我回过头,见他仍在文件上写画着,根本就没抬头和我正眼说话的意思,就随意答道:“是!”
“发生什么事了吗?”
“没什么特别的事,只不过是联系好了一个公益社团,计划去边远山区支教一年。”
“怎么突然有这个想法?”
“这不是突然,这个想法已经很多年了,因为现在戚氏发展稳定,我在人才储备上也做好了安排,所以现在去实现这个理想应该时机正好。”
“理想?你不怕等你回来连位置都没了?”
“那也没什么不好,说明我技不如人,更加应该出去好好学习。”
“既然要走,为什么还要回来?哪家公司可以批准员工休这么长时间假的?”
“戚氏的人事说可以就可以!戚总如果有意见的话,开除我好了!”
“苏暎勤!你是不是有事瞒着我?”
“戚总是个绝顶聪明的人,我能瞒您什么?”
“说吧,你今天为什么找我?”
“给我一点时间,我来给鞠阿姨慢慢做工作,不要再安排人去停她家的水电,让她这段时间能安稳地过渡,行不行?”
“她是谁?”
“你们口中所谓的‘钉子户’,阻碍你们项目开发进展的人。”
他搁下手中的笔,“啪”的一声关上文件夹,随手交文件夹扔到一边,“暎勤,你既然想休息,就不应该为这些事操心。那个“钉字户”多少人去做工作了,能说通不早通了,你真以为自己是观音现世,来普渡众生的吗?这事你不要插手,我自有安排。”
“什么安排?用那些卑劣的手段,欺负一个手无缚鸡之力的妇孺?”
“妇孺?手无缚鸡之力?笑话,她一连三个月上访各个职能部门,被迫让我们所有的规划报批报建停滞不前;三天两头到售楼部寻衅滋事,让戚氏天天上新闻头条,这是一个手无缚鸡之力的妇孺能干出来的事吗?”
“可恨之人必要可怜之处!在你心理确实觉得她很可恨,但是在我眼里,那确是对可怜的母子,守在那儿不肯离开,只不过是为了等他的家人回来罢了。这种信仰你可以认为是无理取闹,但我却能切身体会到那种内心的痛苦及坚守的不易。”
我一急脸就刷得绯红,感觉呼吸都有些跟不上,连连往后退了几步,同时用手捂住胸口开始大口喘息。戚宁晨见状阔步上来要扶我,我推开他的手,自己坐到一旁的椅子上。
“你这是怎么了?生病了吗?”
“我很好,不用戚总担心,只是鞠阿姨,算我求你,给我一点时间,让我来解决此事,不要再发生任何冲突了,行吗?”

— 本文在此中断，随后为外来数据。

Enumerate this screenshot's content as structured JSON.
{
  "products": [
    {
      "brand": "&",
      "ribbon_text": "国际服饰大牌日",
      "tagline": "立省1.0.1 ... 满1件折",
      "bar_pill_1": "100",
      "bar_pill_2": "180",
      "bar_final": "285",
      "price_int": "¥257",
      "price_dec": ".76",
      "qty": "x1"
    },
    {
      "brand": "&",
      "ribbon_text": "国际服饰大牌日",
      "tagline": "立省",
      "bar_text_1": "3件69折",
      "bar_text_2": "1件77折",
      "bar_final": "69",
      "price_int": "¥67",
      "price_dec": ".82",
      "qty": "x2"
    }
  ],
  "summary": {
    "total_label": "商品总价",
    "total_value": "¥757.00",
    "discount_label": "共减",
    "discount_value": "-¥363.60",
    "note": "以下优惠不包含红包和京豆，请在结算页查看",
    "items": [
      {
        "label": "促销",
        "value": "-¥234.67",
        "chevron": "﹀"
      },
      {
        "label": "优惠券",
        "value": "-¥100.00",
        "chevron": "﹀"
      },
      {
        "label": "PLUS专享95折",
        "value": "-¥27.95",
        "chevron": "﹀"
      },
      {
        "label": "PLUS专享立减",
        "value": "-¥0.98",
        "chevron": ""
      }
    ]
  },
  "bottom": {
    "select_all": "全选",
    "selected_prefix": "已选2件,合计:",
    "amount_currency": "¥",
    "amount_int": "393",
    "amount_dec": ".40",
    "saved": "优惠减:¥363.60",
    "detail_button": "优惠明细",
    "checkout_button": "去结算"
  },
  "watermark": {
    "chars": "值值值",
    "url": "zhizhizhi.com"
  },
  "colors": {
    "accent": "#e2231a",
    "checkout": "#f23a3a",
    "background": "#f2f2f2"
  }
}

“好!一个月,一个月以后如果还没进展,我们就不能再等了。”
“成交!”
我始终认为,鞠阿姨不肯搬走是她的心结所致,有些事不能急,更不能硬来,还得一点点慢慢来化解。
后来几天,我天天都去鞠阿姨家,常给他儿子买些玩具和零食,陪他一起玩。
鞠阿姨很感激我帮她家恢复了水电,至少生活日常能够基本保障。现在临近年关,我没有急着劝说她,拆迁怎么样也应该是年后的事了。

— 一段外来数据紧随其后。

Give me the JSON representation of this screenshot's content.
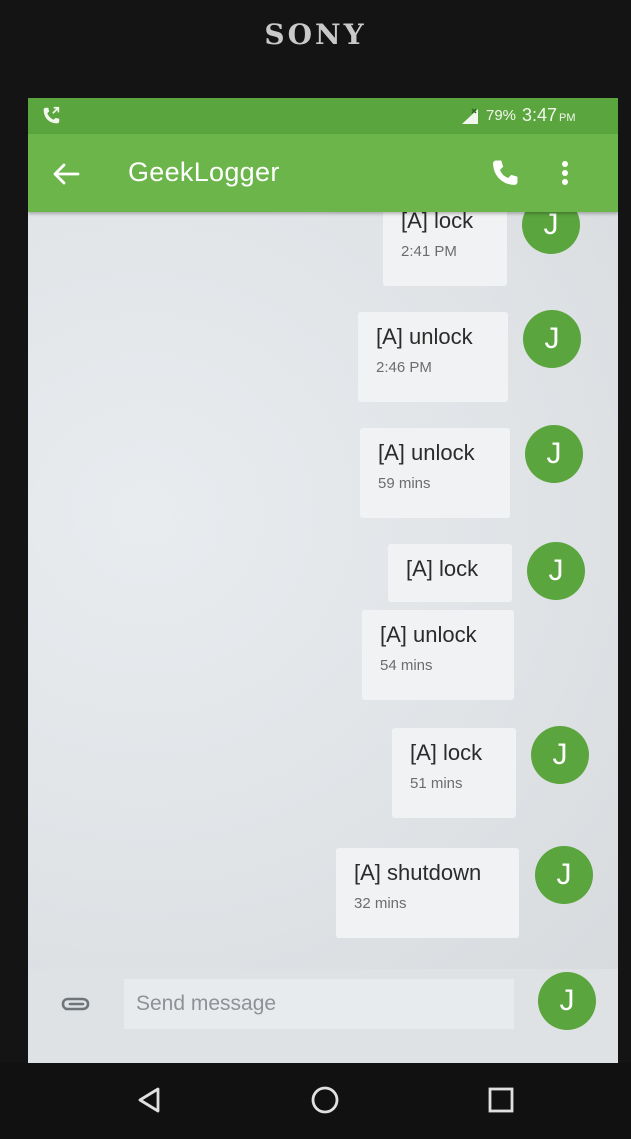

周末公益社团的活动,我对鞠阿姨说想带她的儿子夏明一起去,她有些犹豫,说小明这孩子很少见陌生人,胆子很小,怕孩子给我们添麻烦。我劝说鞠阿姨,小明很乖,很懂事,总得让他出去看看,也得为将来作打算,这时夏明也叫嚷着要跟姐姐去,鞠阿姨就勉为其难地答应了。
夏明估摸只有五六岁小朋友的智商,但是他人挺勤快,个高劲大,可以干不少的活儿。尽管他端一盆水可以颤颤巍巍把水泼了一半去,擦东西只会画个大字,但只要有人在旁边耐心地指点,他还是可以一次比一次做得棒。
他和其他小朋友在一起玩的时候,还是很有大哥哥的样子,会懂得谦让和照顾,和一群孩子们玩到一起完全没有问题。
在照顾老人时,夏明最善长就是蹲在老人的跟前,用他充满童真的眼睛看着他们,然后东问问,西说说,嘴巴很甜,老人们也喜欢他。
我用手机记录了他在福利院做义工时的欢声笑语,鞠阿姨看了就是一阵啜泣,口中的感激之词念念不绝。
我对鞠阿姨说,夏明天性开朗活泼,要多出去接触人。鞠阿姨含泪告诉我,小的时候也让他出去玩,可是周边的人老爱欺负他,就只敢让他呆在家里了。我告诉鞠阿姨,像夏明这种特殊的孩子,如果能找到适合他的生长环境,他的生活会开心很多。
我接连二周都带着夏明去了福利院,院长觉得他勤快,就答应说如果以后他想过来,可以去花园做事,平时打理园区也好多个人手。
我高兴坏了,因为福利院只收留孤苦无依或是自费的人,像夏明这样有亲人照顾的不在福利院的范围内。再加上夏明自己也很喜欢福利院的环境,这段时间明显开心了不少。